"The Way Things Go" is a wonderful short film of a chain reaction put together in some large warehouse.
You can see a short clip of it here
Anyways, I show this to the troops any time I need to kill ten minutes or maybe at the end of term. I usually end up having to pry them out of teh classroom.
At some stage I was asked 'why can't we do that'?, and I thought 'Well why not'?
So recently I gave the task to my transition years, and they have taken to it like no other project or experiment they have ever done (in physics at least).
They have to come up with their own design, use their own resources, it can be as simple or as complex as they wish.
In fact as an engineering project it is very useful because those who initially wanted everything in it, quickly realised how unpractical this is.
There is also serious teamwork involved, and whose who plan in advance tend to do best.
The most successful so far have been the teams who go for short simple parts.
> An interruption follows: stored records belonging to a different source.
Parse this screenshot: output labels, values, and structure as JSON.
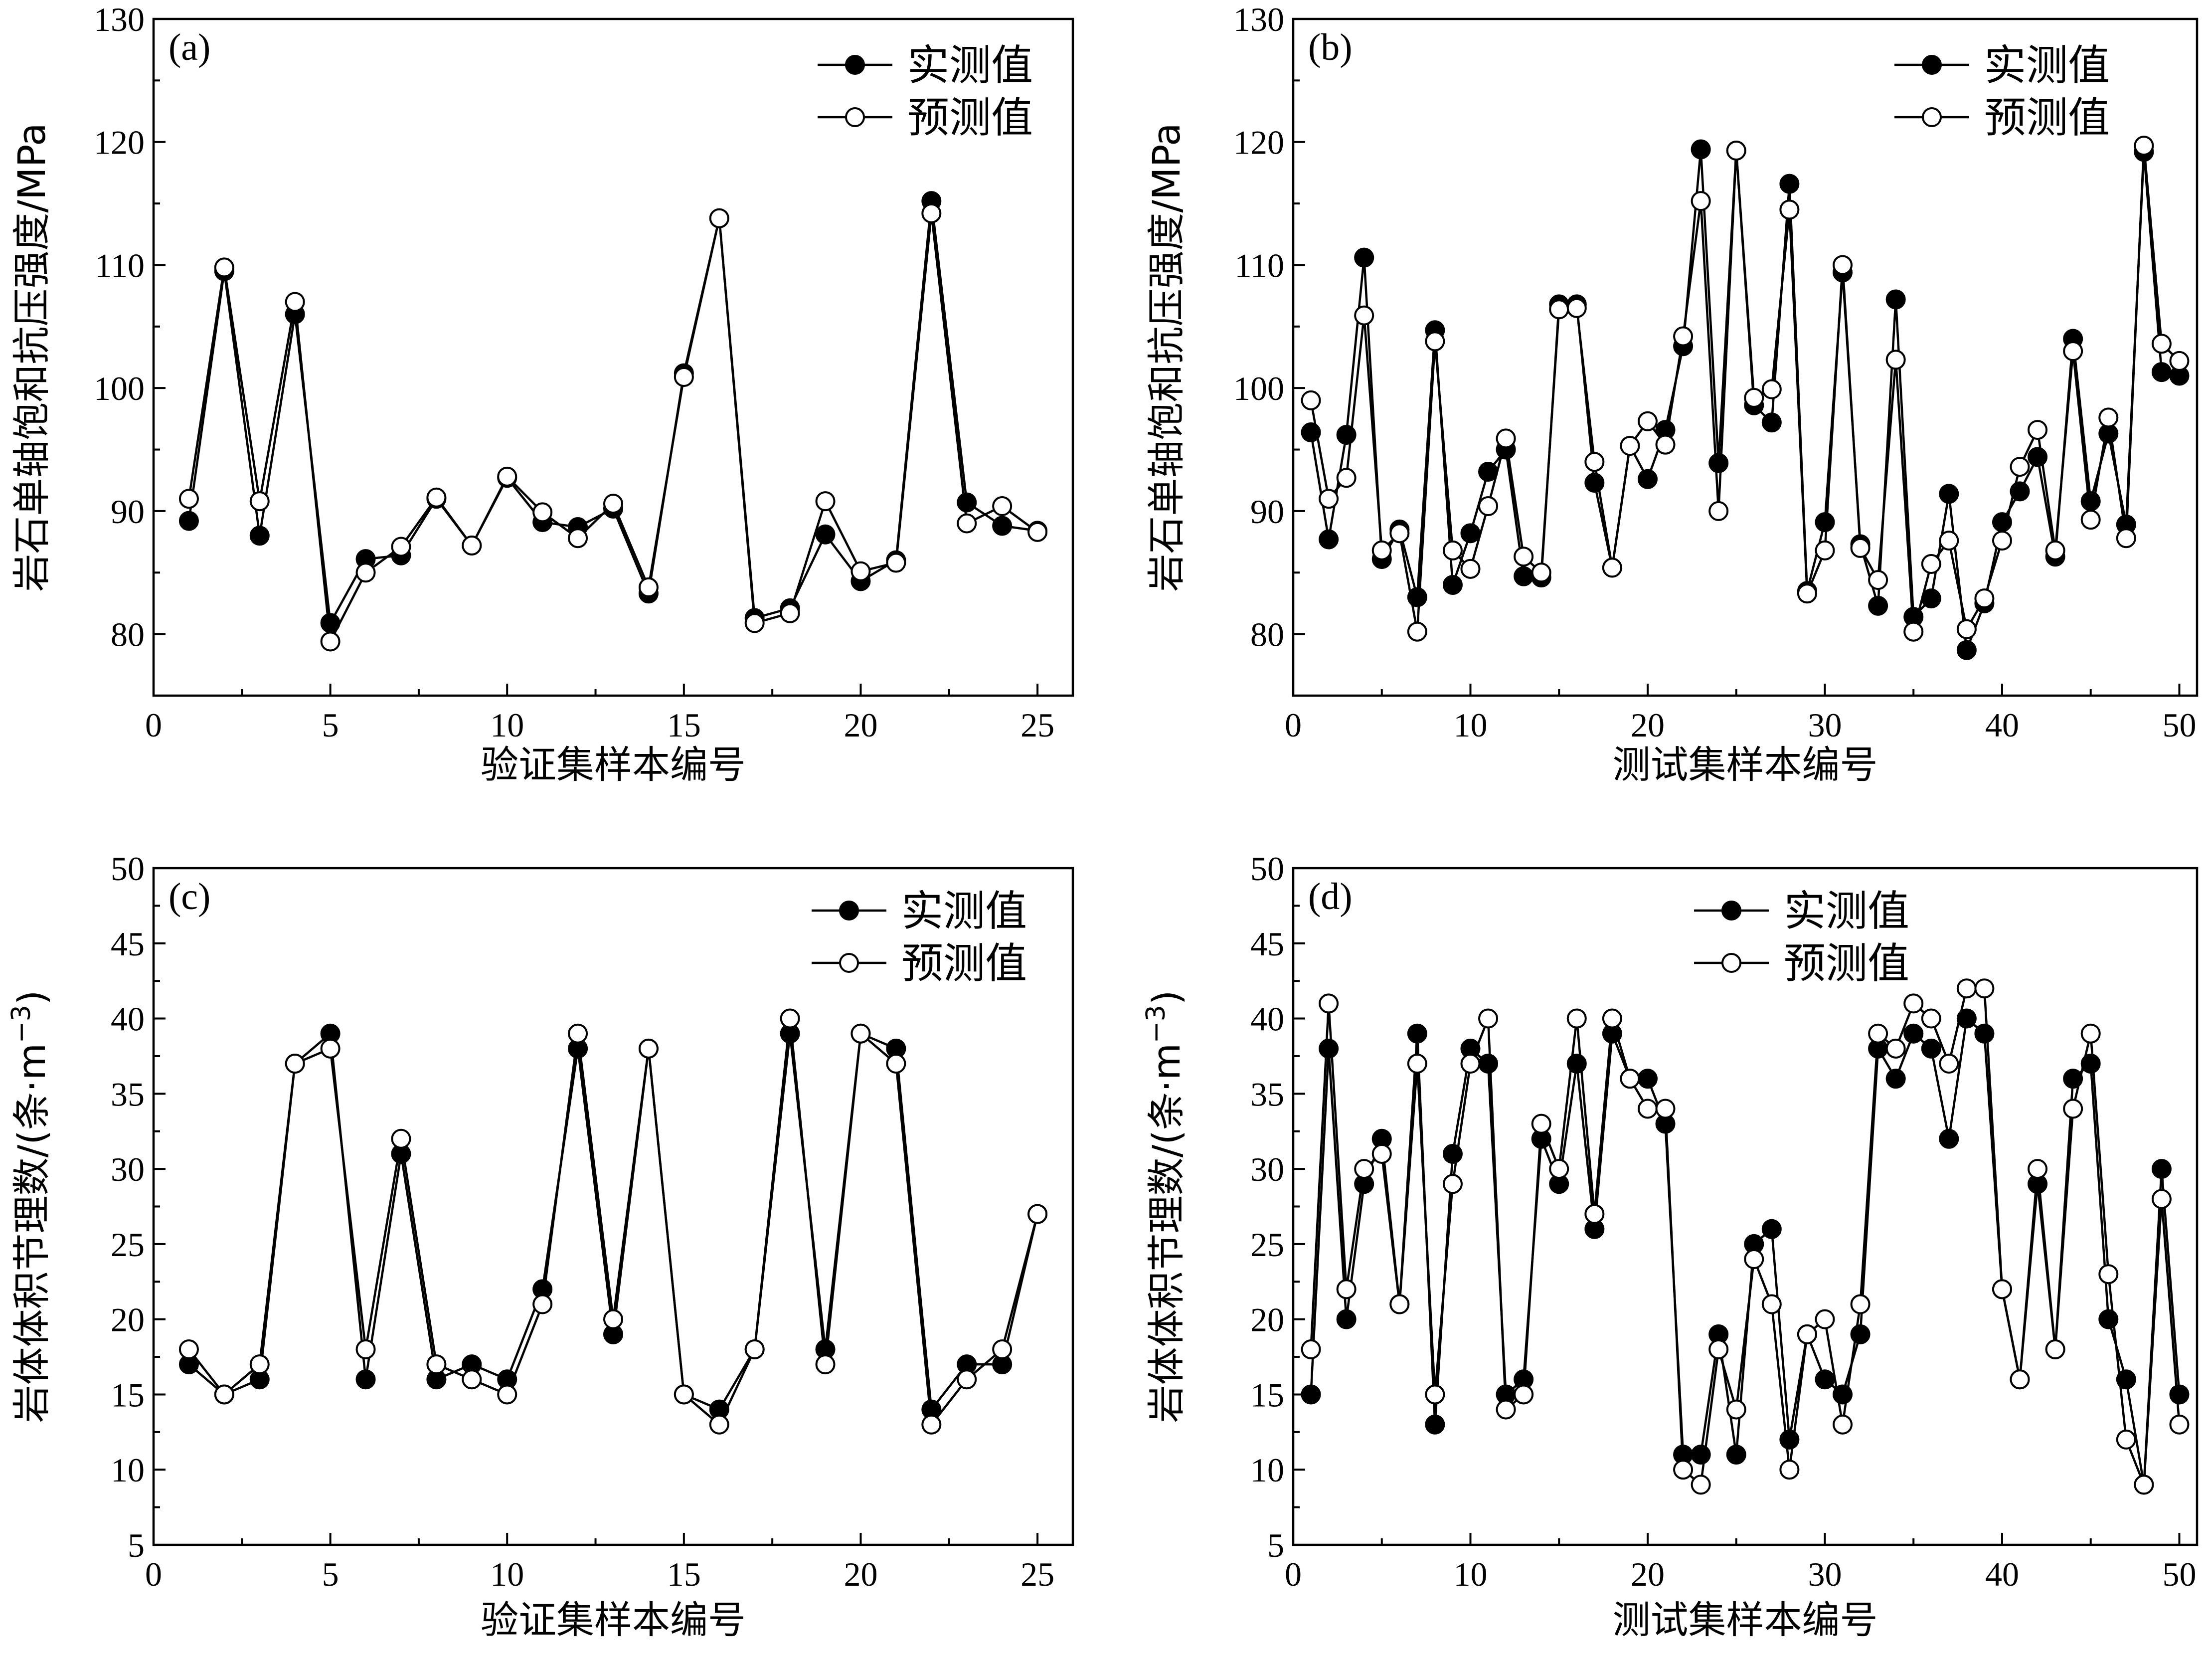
{
  "chart_data": [
    {
      "type": "line",
      "panel_label": "(a)",
      "xlabel": "验证集样本编号",
      "ylabel": "岩石单轴饱和抗压强度/MPa",
      "xlim": [
        0,
        26
      ],
      "ylim": [
        75,
        130
      ],
      "xticks": [
        0,
        5,
        10,
        15,
        20,
        25
      ],
      "yticks": [
        80,
        90,
        100,
        110,
        120,
        130
      ],
      "legend_position": "top-right",
      "x": [
        1,
        2,
        3,
        4,
        5,
        6,
        7,
        8,
        9,
        10,
        11,
        12,
        13,
        14,
        15,
        16,
        17,
        18,
        19,
        20,
        21,
        22,
        23,
        24,
        25
      ],
      "series": [
        {
          "name": "实测值",
          "marker": "filled",
          "values": [
            89.2,
            109.5,
            88.0,
            106.0,
            80.9,
            86.1,
            86.4,
            91.0,
            87.2,
            92.7,
            89.1,
            88.7,
            90.2,
            83.3,
            101.2,
            113.8,
            81.3,
            82.1,
            88.1,
            84.3,
            86.0,
            115.2,
            90.7,
            88.8,
            88.4
          ]
        },
        {
          "name": "预测值",
          "marker": "open",
          "values": [
            91.0,
            109.8,
            90.8,
            107.0,
            79.4,
            85.0,
            87.1,
            91.1,
            87.2,
            92.8,
            89.9,
            87.8,
            90.6,
            83.8,
            100.9,
            113.8,
            80.9,
            81.7,
            90.8,
            85.1,
            85.8,
            114.2,
            89.0,
            90.4,
            88.3
          ]
        }
      ]
    },
    {
      "type": "line",
      "panel_label": "(b)",
      "xlabel": "测试集样本编号",
      "ylabel": "岩石单轴饱和抗压强度/MPa",
      "xlim": [
        0,
        51
      ],
      "ylim": [
        75,
        130
      ],
      "xticks": [
        0,
        10,
        20,
        30,
        40,
        50
      ],
      "yticks": [
        80,
        90,
        100,
        110,
        120,
        130
      ],
      "legend_position": "top-right",
      "x": [
        1,
        2,
        3,
        4,
        5,
        6,
        7,
        8,
        9,
        10,
        11,
        12,
        13,
        14,
        15,
        16,
        17,
        18,
        19,
        20,
        21,
        22,
        23,
        24,
        25,
        26,
        27,
        28,
        29,
        30,
        31,
        32,
        33,
        34,
        35,
        36,
        37,
        38,
        39,
        40,
        41,
        42,
        43,
        44,
        45,
        46,
        47,
        48,
        49,
        50
      ],
      "series": [
        {
          "name": "实测值",
          "marker": "filled",
          "values": [
            96.4,
            87.7,
            96.2,
            110.6,
            86.1,
            88.5,
            83.0,
            104.7,
            84.0,
            88.2,
            93.2,
            95.0,
            84.7,
            84.6,
            106.8,
            106.8,
            92.3,
            85.4,
            95.3,
            92.6,
            96.6,
            103.4,
            119.4,
            93.9,
            119.3,
            98.6,
            97.2,
            116.6,
            83.5,
            89.1,
            109.4,
            87.3,
            82.3,
            107.2,
            81.4,
            82.9,
            91.4,
            78.7,
            82.5,
            89.1,
            91.6,
            94.4,
            86.3,
            104.0,
            90.8,
            96.3,
            88.9,
            119.2,
            101.3,
            101.0
          ]
        },
        {
          "name": "预测值",
          "marker": "open",
          "values": [
            99.0,
            91.0,
            92.7,
            105.9,
            86.8,
            88.2,
            80.2,
            103.8,
            86.8,
            85.3,
            90.4,
            95.9,
            86.3,
            85.0,
            106.4,
            106.5,
            94.0,
            85.4,
            95.3,
            97.3,
            95.4,
            104.2,
            115.2,
            90.0,
            119.3,
            99.2,
            99.9,
            114.5,
            83.3,
            86.8,
            110.0,
            87.0,
            84.4,
            102.3,
            80.2,
            85.7,
            87.6,
            80.4,
            82.9,
            87.6,
            93.6,
            96.6,
            86.8,
            103.0,
            89.3,
            97.6,
            87.8,
            119.7,
            103.6,
            102.2
          ]
        }
      ]
    },
    {
      "type": "line",
      "panel_label": "(c)",
      "xlabel": "验证集样本编号",
      "ylabel": "岩体体积节理数/(条·m",
      "ylabel_sup": "−3",
      "ylabel_suffix": ")",
      "xlim": [
        0,
        26
      ],
      "ylim": [
        5,
        50
      ],
      "xticks": [
        0,
        5,
        10,
        15,
        20,
        25
      ],
      "yticks": [
        5,
        10,
        15,
        20,
        25,
        30,
        35,
        40,
        45,
        50
      ],
      "legend_position": "top-right",
      "x": [
        1,
        2,
        3,
        4,
        5,
        6,
        7,
        8,
        9,
        10,
        11,
        12,
        13,
        14,
        15,
        16,
        17,
        18,
        19,
        20,
        21,
        22,
        23,
        24,
        25
      ],
      "series": [
        {
          "name": "实测值",
          "marker": "filled",
          "values": [
            17,
            15,
            16,
            37,
            39,
            16,
            31,
            16,
            17,
            16,
            22,
            38,
            19,
            38,
            15,
            14,
            18,
            39,
            18,
            39,
            38,
            14,
            17,
            17,
            27
          ]
        },
        {
          "name": "预测值",
          "marker": "open",
          "values": [
            18,
            15,
            17,
            37,
            38,
            18,
            32,
            17,
            16,
            15,
            21,
            39,
            20,
            38,
            15,
            13,
            18,
            40,
            17,
            39,
            37,
            13,
            16,
            18,
            27
          ]
        }
      ]
    },
    {
      "type": "line",
      "panel_label": "(d)",
      "xlabel": "测试集样本编号",
      "ylabel": "岩体体积节理数/(条·m",
      "ylabel_sup": "−3",
      "ylabel_suffix": ")",
      "xlim": [
        0,
        51
      ],
      "ylim": [
        5,
        50
      ],
      "xticks": [
        0,
        10,
        20,
        30,
        40,
        50
      ],
      "yticks": [
        5,
        10,
        15,
        20,
        25,
        30,
        35,
        40,
        45,
        50
      ],
      "legend_position": "top-left-center",
      "x": [
        1,
        2,
        3,
        4,
        5,
        6,
        7,
        8,
        9,
        10,
        11,
        12,
        13,
        14,
        15,
        16,
        17,
        18,
        19,
        20,
        21,
        22,
        23,
        24,
        25,
        26,
        27,
        28,
        29,
        30,
        31,
        32,
        33,
        34,
        35,
        36,
        37,
        38,
        39,
        40,
        41,
        42,
        43,
        44,
        45,
        46,
        47,
        48,
        49,
        50
      ],
      "series": [
        {
          "name": "实测值",
          "marker": "filled",
          "values": [
            15,
            38,
            20,
            29,
            32,
            21,
            39,
            13,
            31,
            38,
            37,
            15,
            16,
            32,
            29,
            37,
            26,
            39,
            36,
            36,
            33,
            11,
            11,
            19,
            11,
            25,
            26,
            12,
            19,
            16,
            15,
            19,
            38,
            36,
            39,
            38,
            32,
            40,
            39,
            22,
            16,
            29,
            18,
            36,
            37,
            20,
            16,
            9,
            30,
            15
          ]
        },
        {
          "name": "预测值",
          "marker": "open",
          "values": [
            18,
            41,
            22,
            30,
            31,
            21,
            37,
            15,
            29,
            37,
            40,
            14,
            15,
            33,
            30,
            40,
            27,
            40,
            36,
            34,
            34,
            10,
            9,
            18,
            14,
            24,
            21,
            10,
            19,
            20,
            13,
            21,
            39,
            38,
            41,
            40,
            37,
            42,
            42,
            22,
            16,
            30,
            18,
            34,
            39,
            23,
            12,
            9,
            28,
            13
          ]
        }
      ]
    }
  ]
}
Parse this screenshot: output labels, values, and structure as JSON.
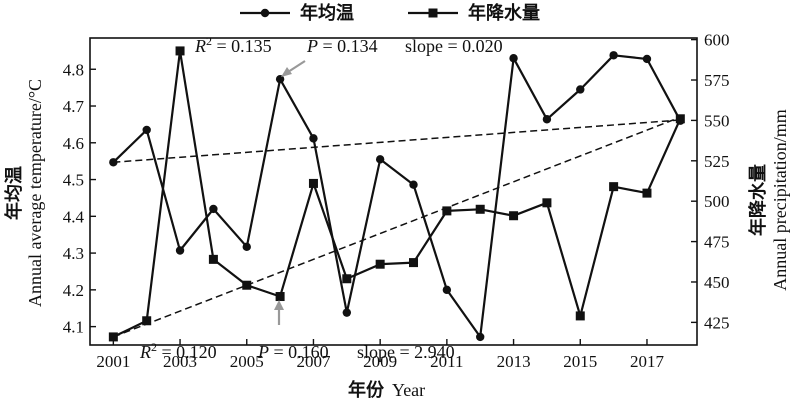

They can they put the final project together inside teh lab or outside in a field. We video it, and they vote for the best project.
I used to be uncomfortable with this, primarily because I was handing over the class to the students, and therefore I had less control, but now I can see so many benifits that I would be very upset if I couldn't use this any more.
So for any other physics teachers out there (and there's no reason why it has to be just physics) why not give it a go?
We could always compare projects and have an inter-school challenge!
You don't need any equipment, budget, or even much preparation on your part; it is, as they say, a win-win situation.